Law Against Discrimination: Broad Reach

By Tom Chaves on April 28, 2012

New Jersey's Law Against Discrimination ("LAD") has a very broad reach and through recent court decisions has been extended to situations where most people would not think that it applied. As its name implies, the LAD is intended to allow people who are discriminated against based on race, nathional origin, religion, and disability to sue the person or company they believe discriminated against them.

In a recent case, an employee was allowed to sue his employer based on the pattern of blatantly discriminatory insults directed at him by co-workers which the employer knew about. Obviously, it is generally difficult to sue one's employer if the employer was unaware of the pattern of discrimination. In addition, one comment by a co-worker is generally not sufficient to be successful in these type of lawsuits.
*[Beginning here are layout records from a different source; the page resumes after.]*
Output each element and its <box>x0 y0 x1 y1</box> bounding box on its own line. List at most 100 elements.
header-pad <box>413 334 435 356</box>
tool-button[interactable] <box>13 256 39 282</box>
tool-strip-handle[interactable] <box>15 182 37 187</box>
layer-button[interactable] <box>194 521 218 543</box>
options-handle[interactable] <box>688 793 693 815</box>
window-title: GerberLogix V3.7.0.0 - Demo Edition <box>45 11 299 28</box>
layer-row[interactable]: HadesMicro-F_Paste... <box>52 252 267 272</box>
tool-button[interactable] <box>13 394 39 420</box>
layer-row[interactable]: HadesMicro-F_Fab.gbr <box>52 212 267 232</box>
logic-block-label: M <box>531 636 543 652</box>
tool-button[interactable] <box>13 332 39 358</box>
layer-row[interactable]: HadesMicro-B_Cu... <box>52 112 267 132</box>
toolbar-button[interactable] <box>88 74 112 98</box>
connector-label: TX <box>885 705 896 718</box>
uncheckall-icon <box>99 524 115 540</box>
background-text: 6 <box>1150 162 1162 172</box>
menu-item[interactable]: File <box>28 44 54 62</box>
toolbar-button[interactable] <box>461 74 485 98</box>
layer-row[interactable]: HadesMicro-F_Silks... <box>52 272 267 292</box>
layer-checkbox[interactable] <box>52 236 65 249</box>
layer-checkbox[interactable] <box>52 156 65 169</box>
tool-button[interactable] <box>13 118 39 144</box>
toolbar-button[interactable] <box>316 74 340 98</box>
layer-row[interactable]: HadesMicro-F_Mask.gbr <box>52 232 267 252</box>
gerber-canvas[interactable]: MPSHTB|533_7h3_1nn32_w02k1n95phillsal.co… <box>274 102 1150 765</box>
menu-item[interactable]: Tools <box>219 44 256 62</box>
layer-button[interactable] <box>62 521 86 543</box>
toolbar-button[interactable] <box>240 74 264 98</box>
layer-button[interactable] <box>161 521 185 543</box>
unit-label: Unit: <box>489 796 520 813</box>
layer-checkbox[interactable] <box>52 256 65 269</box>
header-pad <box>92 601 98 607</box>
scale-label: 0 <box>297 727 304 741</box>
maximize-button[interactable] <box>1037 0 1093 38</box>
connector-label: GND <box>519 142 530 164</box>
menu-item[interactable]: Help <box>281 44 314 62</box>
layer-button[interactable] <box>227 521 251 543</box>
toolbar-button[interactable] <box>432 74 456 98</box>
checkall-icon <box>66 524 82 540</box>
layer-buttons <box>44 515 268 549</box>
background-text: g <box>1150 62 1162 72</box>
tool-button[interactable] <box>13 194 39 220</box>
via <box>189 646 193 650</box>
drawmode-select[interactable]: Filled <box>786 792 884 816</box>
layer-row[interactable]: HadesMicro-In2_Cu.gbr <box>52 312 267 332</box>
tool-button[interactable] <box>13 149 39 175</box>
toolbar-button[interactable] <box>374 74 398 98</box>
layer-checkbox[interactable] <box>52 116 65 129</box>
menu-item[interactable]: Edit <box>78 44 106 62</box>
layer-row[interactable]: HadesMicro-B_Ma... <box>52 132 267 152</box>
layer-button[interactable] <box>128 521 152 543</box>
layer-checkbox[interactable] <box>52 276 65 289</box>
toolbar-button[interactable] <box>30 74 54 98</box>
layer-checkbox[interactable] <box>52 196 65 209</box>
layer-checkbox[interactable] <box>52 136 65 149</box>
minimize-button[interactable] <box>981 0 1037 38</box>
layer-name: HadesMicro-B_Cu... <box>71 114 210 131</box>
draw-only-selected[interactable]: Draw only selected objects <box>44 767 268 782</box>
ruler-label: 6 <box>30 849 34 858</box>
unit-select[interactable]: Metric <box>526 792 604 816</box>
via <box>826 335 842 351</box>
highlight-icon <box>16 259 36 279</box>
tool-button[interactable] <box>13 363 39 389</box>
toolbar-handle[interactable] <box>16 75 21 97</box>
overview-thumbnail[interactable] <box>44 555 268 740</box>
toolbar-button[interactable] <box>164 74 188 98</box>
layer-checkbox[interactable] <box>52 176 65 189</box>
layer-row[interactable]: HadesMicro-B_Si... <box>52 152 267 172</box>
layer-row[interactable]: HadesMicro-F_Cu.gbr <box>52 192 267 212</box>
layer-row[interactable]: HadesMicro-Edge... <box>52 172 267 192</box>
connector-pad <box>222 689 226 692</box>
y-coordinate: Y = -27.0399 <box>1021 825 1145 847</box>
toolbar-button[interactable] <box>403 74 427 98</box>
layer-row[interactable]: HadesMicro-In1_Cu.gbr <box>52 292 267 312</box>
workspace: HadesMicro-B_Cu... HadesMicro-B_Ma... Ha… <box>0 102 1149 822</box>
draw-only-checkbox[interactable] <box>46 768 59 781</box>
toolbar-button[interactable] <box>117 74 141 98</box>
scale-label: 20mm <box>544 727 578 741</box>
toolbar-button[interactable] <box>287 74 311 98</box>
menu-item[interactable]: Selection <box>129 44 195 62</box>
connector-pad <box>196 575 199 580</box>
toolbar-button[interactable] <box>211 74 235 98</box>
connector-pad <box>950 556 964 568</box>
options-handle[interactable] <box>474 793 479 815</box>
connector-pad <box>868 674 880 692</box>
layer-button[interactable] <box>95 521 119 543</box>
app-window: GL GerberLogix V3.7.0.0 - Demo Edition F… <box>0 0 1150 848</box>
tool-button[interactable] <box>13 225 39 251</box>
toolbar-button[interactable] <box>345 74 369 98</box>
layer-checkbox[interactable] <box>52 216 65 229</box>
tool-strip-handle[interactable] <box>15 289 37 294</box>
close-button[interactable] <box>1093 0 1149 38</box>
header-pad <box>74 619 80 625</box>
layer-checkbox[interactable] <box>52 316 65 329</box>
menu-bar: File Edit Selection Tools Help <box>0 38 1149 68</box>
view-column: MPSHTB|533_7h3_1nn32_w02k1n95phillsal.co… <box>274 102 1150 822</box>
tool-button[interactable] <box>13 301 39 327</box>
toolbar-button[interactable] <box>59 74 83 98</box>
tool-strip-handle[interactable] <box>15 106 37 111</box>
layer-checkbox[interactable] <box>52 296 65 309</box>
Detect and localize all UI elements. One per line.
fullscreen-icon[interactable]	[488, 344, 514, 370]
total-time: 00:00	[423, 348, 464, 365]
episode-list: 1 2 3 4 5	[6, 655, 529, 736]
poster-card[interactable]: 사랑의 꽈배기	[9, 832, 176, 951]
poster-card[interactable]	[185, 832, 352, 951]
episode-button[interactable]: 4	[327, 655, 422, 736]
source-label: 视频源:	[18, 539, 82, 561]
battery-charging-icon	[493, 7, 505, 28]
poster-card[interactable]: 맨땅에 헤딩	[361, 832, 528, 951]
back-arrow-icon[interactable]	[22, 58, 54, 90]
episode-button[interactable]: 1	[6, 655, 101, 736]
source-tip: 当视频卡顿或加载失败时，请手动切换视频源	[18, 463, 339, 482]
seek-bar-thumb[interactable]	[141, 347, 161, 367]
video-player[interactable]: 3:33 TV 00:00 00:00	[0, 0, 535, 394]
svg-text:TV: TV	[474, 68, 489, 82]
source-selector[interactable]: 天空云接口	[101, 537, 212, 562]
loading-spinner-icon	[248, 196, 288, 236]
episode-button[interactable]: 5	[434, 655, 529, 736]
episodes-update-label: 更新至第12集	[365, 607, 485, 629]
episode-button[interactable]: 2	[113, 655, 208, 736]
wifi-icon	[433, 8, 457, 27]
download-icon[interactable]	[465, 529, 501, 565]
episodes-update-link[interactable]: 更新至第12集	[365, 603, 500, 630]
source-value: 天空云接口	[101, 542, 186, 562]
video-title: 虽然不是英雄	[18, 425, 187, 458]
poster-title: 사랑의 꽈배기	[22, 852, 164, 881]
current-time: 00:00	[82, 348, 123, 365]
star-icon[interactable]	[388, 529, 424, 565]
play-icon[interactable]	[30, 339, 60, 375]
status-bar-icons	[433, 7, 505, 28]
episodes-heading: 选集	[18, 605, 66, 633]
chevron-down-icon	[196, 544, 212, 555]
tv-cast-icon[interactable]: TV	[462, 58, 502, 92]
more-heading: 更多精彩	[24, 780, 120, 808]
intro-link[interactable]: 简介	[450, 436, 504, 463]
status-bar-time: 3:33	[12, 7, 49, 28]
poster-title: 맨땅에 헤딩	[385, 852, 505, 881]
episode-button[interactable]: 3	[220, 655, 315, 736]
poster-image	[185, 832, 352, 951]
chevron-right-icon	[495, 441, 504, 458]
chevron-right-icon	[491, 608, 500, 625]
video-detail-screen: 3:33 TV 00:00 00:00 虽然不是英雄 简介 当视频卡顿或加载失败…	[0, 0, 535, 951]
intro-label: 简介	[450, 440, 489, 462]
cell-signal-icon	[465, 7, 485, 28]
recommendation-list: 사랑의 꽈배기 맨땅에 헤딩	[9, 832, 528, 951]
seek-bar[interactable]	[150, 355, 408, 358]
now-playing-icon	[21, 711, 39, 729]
The New Jersey Appellate Division held that the employee could sue based on the many anti-Semitic comments that were directed toward him such as calling him a "Jew bastard" and the like. What was novel about the case is that the employee was not Jewish. His co-workers mistakenly believed he was and in a case of first impression the Appellate Division held that whether he was in fact Jewish did not give license to his co-workers to act discriminatorily.

In another case, the Appellate Division held that a private swim club that allowed daily visitors could be sued for refusing to allow a disabled person to use the club. In that case, as in all such cases, the person suing had the burden of proving by a preponderance of the evidence that the swim club had in fact denied him entry on that basis. Obviously, there could have been other reasons.